231. Editorial Note
The options paper on the role of agriculture in the Geneva trade negotiations circulated by Special Representative for Trade Negotiations Frederick Dent (Document 230) was reviewed by other U.S. Government agencies. On April 5, 1975, the Office of Management and Budget sent a memorandum to President’s Assistant for Economic Affairs L. William Seidman which criticized the paper for advocating options that were “so broadly defined as to provide little real guidance to the negotiators.” The problem was, according to the OMB, that U.S. positions had yet to be firmly established on either “the relative priorities among trade concessions in the agriculture and non-agricultural area and the probable trade-offs between these objectives” (Seidman highlighted this paragraph and instructed Economic Policy Board Executive Secretary Roger Porter to follow up on this point) or on “a clear objective in the grain reserves area or any interagency agreement on the details of a reserves scheme.” OMB asserted: “Until there is a clearer idea of US objectives, priorities, and trade-offs, it is very difficult to make intelligent decisions on the essentially procedural options presented in the papers.” The memorandum recommended that Seidman “suggest that STR prepare a basic options paper for the President on negotiating priorities, recognizing that this may not be possible by April 15th when the US meets with the EC and other countries in [Page 797] Geneva to discuss these issues.” (Ford Library, L. William Seidman Papers, Box 38, Economic Policy Board Subject File, Agriculture—Multinational Trade Negotiations) Gary Seevers, on behalf of the Council of Economic Advisers, called the compromises presented in the options paper “largely window dressing,” and suggested “that the United States offer to shift the discussion of the grain reserves into the MTN in exchange for a concession that all negotiations take place primarily, if not entirely, in the functional groups.” (Memorandum from Seevers to Seidman, April 8; ibid.)

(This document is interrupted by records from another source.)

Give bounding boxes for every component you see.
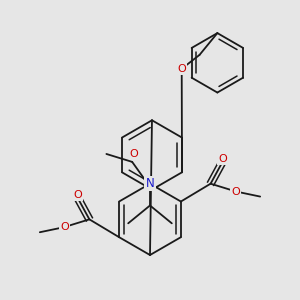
Text: O: O [130, 149, 139, 159]
Text: O: O [177, 64, 186, 74]
Text: N: N [146, 177, 154, 190]
Text: O: O [231, 187, 240, 196]
Text: O: O [73, 190, 82, 200]
Text: O: O [60, 222, 69, 232]
Text: O: O [218, 154, 227, 164]
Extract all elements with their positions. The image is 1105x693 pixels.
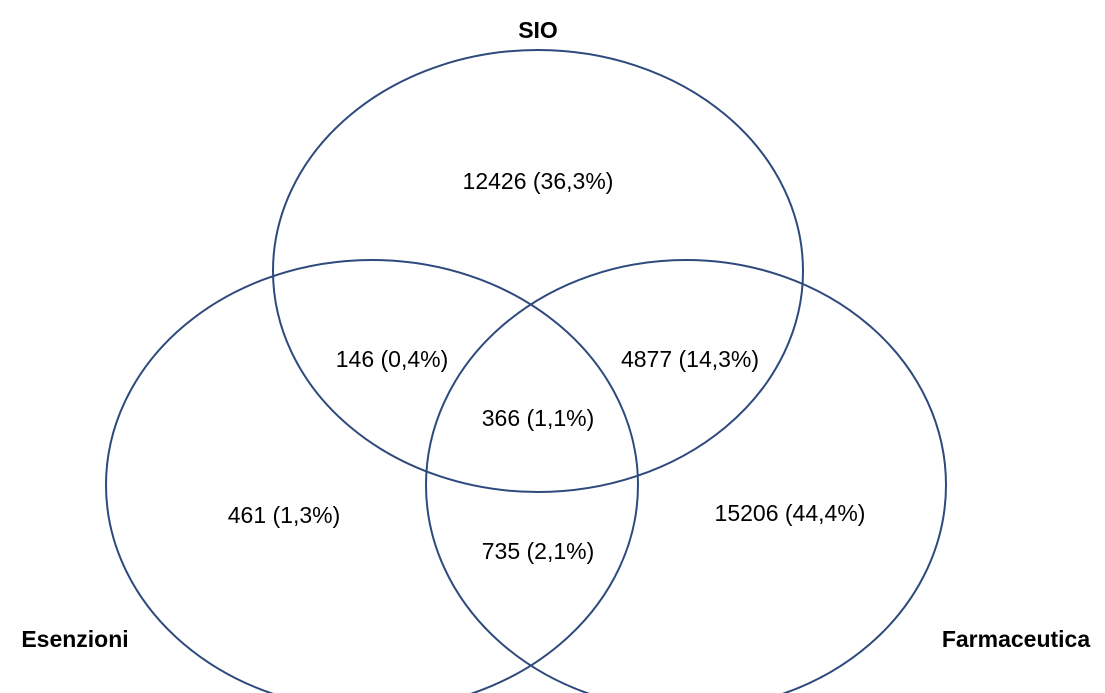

On April 7, the options paper was considered by the Economic Policy Board Executive Committee, which “agreed that it was necessary to determine our substantive priorities with respect to U.S. interests and goals in both the MTN and the grain reserves discussions.” As a result, Dent would “call a meeting this week to consider: (1) the procedural issues involved in the MTN and agriculture; (2) the coordination of our position in the MTN with our position in the grain reserve discussions in London; and (3) undertaking a preliminary review of our substantive priorities with respect to U.S. interests and goals in the MTN.” (Ford Library, U.S. Council of Economic Advisers Records, Alan Greenspan Files, Box 58, Economic Policy Board Meetings, EPB—April 1975 (1))
On April 11, Dent convened a meeting of the Cabinet-level Trade Policy Committee to consider a draft of the memorandum he had been instructed to prepare at the April 7 EPB Executive Committee meeting. He also submitted for consideration memoranda on “Background for Presidential MTN Objectives Paper” and “Grains and the MTN.” (Ibid., L. William Seidman Papers, Box 38, Economic Policy Board Subject File, Agriculture—Multinational Trade Negotiations) The draft memorandum to the President is a longer version of the one that was eventually sent to President Gerald Ford (Document 232). In the sections on “Tariff Barrier Objections,” “Nontariff Barriers,” “Negotiating Objectives as Regards Commodities in Short Supply,” and “Safeguards,” the final memorandum contains only the first paragraph of each of these sections in the draft. The section on “Implications for U.S. Foreign Economic Relations” was revised somewhat for the final version of the memorandum, while the section on “Agriculture” was substantially redrafted.